“C’mon, Mel. It will be fun.”
“Fun?” my sister asked. “Didn’t you tell me how creeped out you were? How would that be fun?”
“But it won’t be creepy if we’re together. Even if things did get freaky, you could teleport us out.”
“No thank you,” she said. “I don’t want to scrounge through an old woman’s belongings in her haunted apartment.”
“But it’s tragic,” I started.
“Don’t play with me, little one,” she cut me off. “This isn’t even a significant blip on the radar of real tragedy.”
“Call me next week. I have to run. I’m late.” Melpomene ended the call without even saying goodbye.
She’s always running late.
Hours later, I had nearly convinced myself that I was overreacting in response to going into Mrs. Batchalder’s apartment. Steeling my nerves, I took the elevator down and headed to her place. Outside her door, I took a couple of deep breaths before putting the key into the lock.
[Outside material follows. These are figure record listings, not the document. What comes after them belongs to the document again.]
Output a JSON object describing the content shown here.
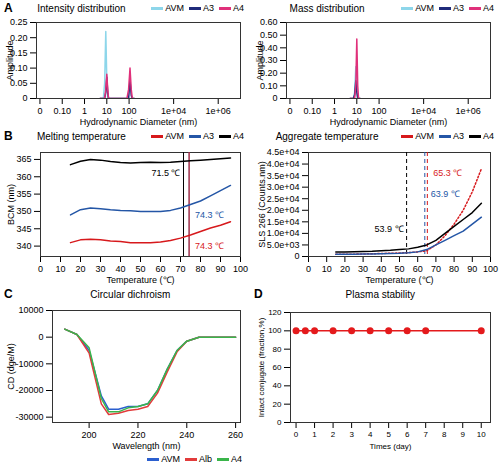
{
  "chart_data": [
    {
      "panel": "A",
      "title": "Intensity distribution",
      "type": "line",
      "xlabel": "Hydrodynamic Diameter (nm)",
      "ylabel": "Amplitude",
      "log": "x",
      "xlim": [
        0.007,
        10000000
      ],
      "xticks": [
        {
          "value": 0.01,
          "label": "0"
        },
        {
          "value": 0.1,
          "label": "0.10"
        },
        1,
        10,
        100,
        {
          "value": 10000,
          "label": "1e+04"
        },
        {
          "value": 1000000,
          "label": "1e+06"
        }
      ],
      "ylim": [
        0,
        0.25
      ],
      "yticks": [
        0,
        0.05,
        {
          "value": 0.1,
          "label": "0.10"
        },
        0.15,
        {
          "value": 0.2,
          "label": "0.20"
        },
        0.25
      ],
      "legend": "top-right",
      "x": [
        5,
        7,
        8,
        9,
        10,
        11,
        12,
        14,
        80,
        95,
        110,
        125,
        140,
        170
      ],
      "series": [
        {
          "name": "AVM",
          "color": "#8dd6ea",
          "values": [
            0,
            0,
            0.05,
            0.22,
            0.06,
            0,
            0,
            0,
            0,
            0,
            0,
            0,
            0,
            0
          ]
        },
        {
          "name": "A3",
          "color": "#1f2a7a",
          "values": [
            0,
            0,
            0,
            0.02,
            0.07,
            0.02,
            0,
            0,
            0,
            0,
            0.06,
            0.01,
            0,
            0
          ]
        },
        {
          "name": "A4",
          "color": "#e0307a",
          "values": [
            0,
            0,
            0,
            0.03,
            0.08,
            0.03,
            0,
            0,
            0,
            0.03,
            0.1,
            0.03,
            0,
            0
          ]
        }
      ]
    },
    {
      "title": "Mass distribution",
      "type": "line",
      "xlabel": "Hydrodynamic Diameter (nm)",
      "ylabel": "Amplitude",
      "log": "x",
      "xlim": [
        0.007,
        10000000
      ],
      "xticks": [
        {
          "value": 0.01,
          "label": "0"
        },
        {
          "value": 0.1,
          "label": "0.10"
        },
        1,
        10,
        100,
        {
          "value": 10000,
          "label": "1e+04"
        },
        {
          "value": 1000000,
          "label": "1e+06"
        }
      ],
      "ylim": [
        0,
        0.6
      ],
      "yticks": [
        0,
        {
          "value": 0.1,
          "label": "0.10"
        },
        {
          "value": 0.2,
          "label": "0.20"
        },
        {
          "value": 0.3,
          "label": "0.30"
        },
        {
          "value": 0.4,
          "label": "0.40"
        },
        {
          "value": 0.5,
          "label": "0.50"
        },
        {
          "value": 0.6,
          "label": "0.60"
        }
      ],
      "legend": "top-right",
      "x": [
        5,
        7,
        8,
        9,
        10,
        11,
        12,
        14
      ],
      "series": [
        {
          "name": "AVM",
          "color": "#8dd6ea",
          "values": [
            0,
            0,
            0.05,
            0.25,
            0.08,
            0,
            0,
            0
          ]
        },
        {
          "name": "A3",
          "color": "#1f2a7a",
          "values": [
            0,
            0,
            0.03,
            0.14,
            0.05,
            0,
            0,
            0
          ]
        },
        {
          "name": "A4",
          "color": "#e0307a",
          "values": [
            0,
            0,
            0,
            0.1,
            0.47,
            0.1,
            0,
            0
          ]
        }
      ]
    },
    {
      "panel": "B",
      "title": "Melting temperature",
      "type": "line",
      "xlabel": "Temperature (℃)",
      "ylabel": "BCM (nm)",
      "xlim": [
        0,
        100
      ],
      "xticks": [
        0,
        10,
        20,
        30,
        40,
        50,
        60,
        70,
        80,
        90,
        100
      ],
      "ylim": [
        337,
        367
      ],
      "yticks": [
        340,
        345,
        350,
        355,
        360,
        365
      ],
      "legend": "top-right",
      "x": [
        15,
        20,
        25,
        30,
        35,
        40,
        45,
        50,
        55,
        60,
        65,
        70,
        75,
        80,
        85,
        90,
        95
      ],
      "series": [
        {
          "name": "AVM",
          "color": "#d7191c",
          "values": [
            341,
            341.8,
            342,
            341.8,
            341.5,
            341.3,
            341,
            341,
            341,
            341.2,
            341.6,
            342.3,
            343.2,
            344.2,
            345.2,
            346,
            347
          ]
        },
        {
          "name": "A3",
          "color": "#2456a6",
          "values": [
            349,
            350.5,
            351,
            350.8,
            350.5,
            350.3,
            350.2,
            350,
            350,
            350,
            350.3,
            351,
            352,
            353,
            354.5,
            356,
            357.5
          ]
        },
        {
          "name": "A4",
          "color": "#000000",
          "values": [
            363.5,
            364.5,
            365,
            364.8,
            364.4,
            364.1,
            364,
            364.1,
            364.2,
            364.1,
            364.2,
            364.4,
            364.6,
            364.8,
            365,
            365.2,
            365.4
          ]
        }
      ],
      "annotations": [
        {
          "x": 71.5,
          "y": 361,
          "label": "71.5 ℃",
          "color": "#000000",
          "line_style": "solid"
        },
        {
          "x": 74.3,
          "y": 349,
          "label": "74.3 ℃",
          "color": "#2456a6",
          "line_style": "solid"
        },
        {
          "x": 74.3,
          "y": 340,
          "label": "74.3 ℃",
          "color": "#d7191c",
          "line_style": "solid"
        }
      ]
    },
    {
      "title": "Aggregate temperature",
      "type": "line",
      "xlabel": "Temperature (℃)",
      "ylabel": "SLS 266 (Counts.nm)",
      "xlim": [
        0,
        100
      ],
      "xticks": [
        0,
        10,
        20,
        30,
        40,
        50,
        60,
        70,
        80,
        90,
        100
      ],
      "ylim": [
        0,
        45000
      ],
      "yticks": [
        0,
        {
          "value": 5000,
          "label": "5.0e+03"
        },
        {
          "value": 10000,
          "label": "1.0e+04"
        },
        {
          "value": 15000,
          "label": "1.5e+04"
        },
        {
          "value": 20000,
          "label": "2.0e+04"
        },
        {
          "value": 25000,
          "label": "2.5e+04"
        },
        {
          "value": 30000,
          "label": "3.0e+04"
        },
        {
          "value": 35000,
          "label": "3.5e+04"
        },
        {
          "value": 40000,
          "label": "4.0e+04"
        },
        {
          "value": 45000,
          "label": "4.5e+04"
        }
      ],
      "legend": "top-right",
      "x": [
        15,
        20,
        25,
        30,
        35,
        40,
        45,
        50,
        55,
        60,
        65,
        70,
        75,
        80,
        85,
        90,
        95
      ],
      "series": [
        {
          "name": "AVM",
          "color": "#d7191c",
          "line_style": "dotted",
          "values": [
            1000,
            1000,
            1000,
            1100,
            1200,
            1300,
            1400,
            1500,
            1700,
            2000,
            2500,
            5000,
            9000,
            14000,
            20000,
            28000,
            38000
          ]
        },
        {
          "name": "A3",
          "color": "#2456a6",
          "values": [
            1000,
            1000,
            1000,
            1100,
            1100,
            1200,
            1300,
            1400,
            1600,
            2000,
            3000,
            5000,
            7000,
            9000,
            11000,
            14000,
            17000
          ]
        },
        {
          "name": "A4",
          "color": "#000000",
          "values": [
            2000,
            2000,
            2100,
            2200,
            2300,
            2500,
            2700,
            3000,
            3300,
            4000,
            5000,
            7000,
            10000,
            13000,
            16000,
            19000,
            23000
          ]
        }
      ],
      "annotations": [
        {
          "x": 53.9,
          "y": 12000,
          "label": "53.9 ℃",
          "color": "#000000",
          "line_style": "dashed"
        },
        {
          "x": 63.9,
          "y": 27000,
          "label": "63.9 ℃",
          "color": "#2456a6",
          "line_style": "dashed"
        },
        {
          "x": 65.3,
          "y": 36000,
          "label": "65.3 ℃",
          "color": "#d7191c",
          "line_style": "dashed"
        }
      ]
    },
    {
      "panel": "C",
      "title": "Circular dichroism",
      "type": "line",
      "xlabel": "Wavelength (nm)",
      "ylabel": "CD (dge/M)",
      "xlim": [
        185,
        262
      ],
      "xticks": [
        200,
        220,
        240,
        260
      ],
      "ylim": [
        -32000,
        10000
      ],
      "yticks": [
        -30000,
        -20000,
        -10000,
        0,
        10000
      ],
      "legend": "bottom-right",
      "x": [
        190,
        195,
        200,
        205,
        208,
        212,
        216,
        220,
        224,
        228,
        232,
        236,
        240,
        245,
        250,
        255,
        260
      ],
      "series": [
        {
          "name": "AVM",
          "color": "#2b5fcf",
          "values": [
            3000,
            1000,
            -5000,
            -22000,
            -27000,
            -27000,
            -26000,
            -26000,
            -25000,
            -20000,
            -12000,
            -5000,
            -1500,
            0,
            0,
            0,
            0
          ]
        },
        {
          "name": "Alb",
          "color": "#e23b3b",
          "values": [
            3000,
            1000,
            -6000,
            -25000,
            -29000,
            -28500,
            -27500,
            -27000,
            -26000,
            -21000,
            -13000,
            -5500,
            -1500,
            0,
            0,
            0,
            0
          ]
        },
        {
          "name": "A4",
          "color": "#3ab54a",
          "values": [
            3000,
            1000,
            -4000,
            -23000,
            -28000,
            -28000,
            -26500,
            -26000,
            -25000,
            -20000,
            -12000,
            -5000,
            -1500,
            0,
            0,
            0,
            0
          ]
        }
      ]
    },
    {
      "panel": "D",
      "title": "Plasma stability",
      "type": "line",
      "xlabel": "Times (day)",
      "ylabel": "Intact conjugate (fraction,%)",
      "xlim": [
        -0.3,
        10.5
      ],
      "xticks": [
        0,
        1,
        2,
        3,
        4,
        5,
        6,
        7,
        8,
        9,
        10
      ],
      "ylim": [
        0,
        120
      ],
      "yticks": [
        0,
        20,
        40,
        60,
        80,
        100,
        120
      ],
      "marker": "circle",
      "color": "#e41a1c",
      "x": [
        0,
        0.5,
        1,
        2,
        3,
        4,
        5,
        6,
        7,
        10
      ],
      "values": [
        100,
        100,
        100,
        100,
        100,
        100,
        100,
        100,
        100,
        100
      ]
    }
  ]
}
I entered the apartment and the stillness greeted me, grabbing me up in a vacuum of silence as the door closed.
So far, so good.
Giving it a second thought, I left the door ajar.
The apartment felt incredibly stale. The pungent smell of vitamins and old urine still hung in the air, although Mrs. Batchalder had assured me that Gerald had taken care to clean the place after her fall. I wrinkled my nose and held a finger beneath my nostrils as I crossed the room to open a window for some fresh air.
The hum of outside noise made me realize that I had not heard the clock.
My brain was playing tricks on me.
I dared to peek across to the other wall, expecting to find the bulging eyes following me.
The wall was empty.
My breath rushed out in relief.
I almost laughed at how ridiculous I felt. An immortal afraid? Of a clock? Melopmene would never let me hear the end of it.
I re-read the list of items for my scavenger hunt.
Are you sure you’re not afraid?
Not even a little?
Now I imagined the clock lurking in the apartment somewhere. Lying in wait. For me.
Without warning, the door slammed shut.
I jumped and gave a startled shriek.
We’ve been lonely.
My rational brain told me that a crosswind caught the door. But I felt gripped by panic. My breath caught in my chest.
I pulled open the drawer of the buffet where she told me that she kept her phone book. I would call Gerald, and pay him to come and pack up the things she needed. I would take it to the nursing home, but I did not want to be alone in that apartment.
Gerald gathered the necessary items for Mrs. Batchalder and left them with the doorman of our building. He attached a note, thanking me for the opportunity and bonus.
I loaded the bags into the car and headed out to the nursing facility. I sang along with the radio and noted that my car smelled like Mrs. Batchalder was riding along with me. The sky greyed and cloud cover darkened the day. I hoped to reach the facility before the weather turned any worse.
A sudden burst of rain exploded, large drops drumming against the car. Water pelted my windshield, running in streams, making it impossible to see. I flipped on the wipers and watched as traffic slowed in front of me. Great.
It took much longer to get to the nursing home, and it was well after six before I arrived. I turned off the motor and waited for a moment to see if the rain would let up. Not seeing an end to the madness, I gathered the bags and dashed to the front of the building. I pressed the button for the automatic door and stepped through into the lobby.
I expected the facility to smell like old people, bad food, and bodily fluids, but was pleasantly surprised to not face any bad aromas. The lobby looked almost like a hotel, with large gilded furniture placed in small clusters. Groupings of chairs and end tables looked welcoming. A newish sofa sprawled beneath a large picture window, and art graced each of the walls. The tile flooring looked like rich wood. It was clean and inviting.
The bags with Mrs. Batchalder’s belongings started to slip in my arms. I juggled them while I looked for a receptionist. No one sat behind the magnificent front desk. I waited for a few moments, but the bags were bulky and difficult to manage. The building map showed the different wings, so I was able to determine Mrs. Batchalder’s location.
As I made my way deeper into the building, the inviting ambiance wore off. Many of the residents slumped listlessly in wheelchairs. No nurses or aides were visible. The wallpaper border in the halls looked dated. Fingernail tracks marred the faded paint. Why are there claw marks on the wall? The wood trim appeared scuffed and worn.
Walking faster, I arrived at Mrs. Batchalder’s room and gave a slight rap on the door jamb. She looked up from her newspaper and beckoned me inside.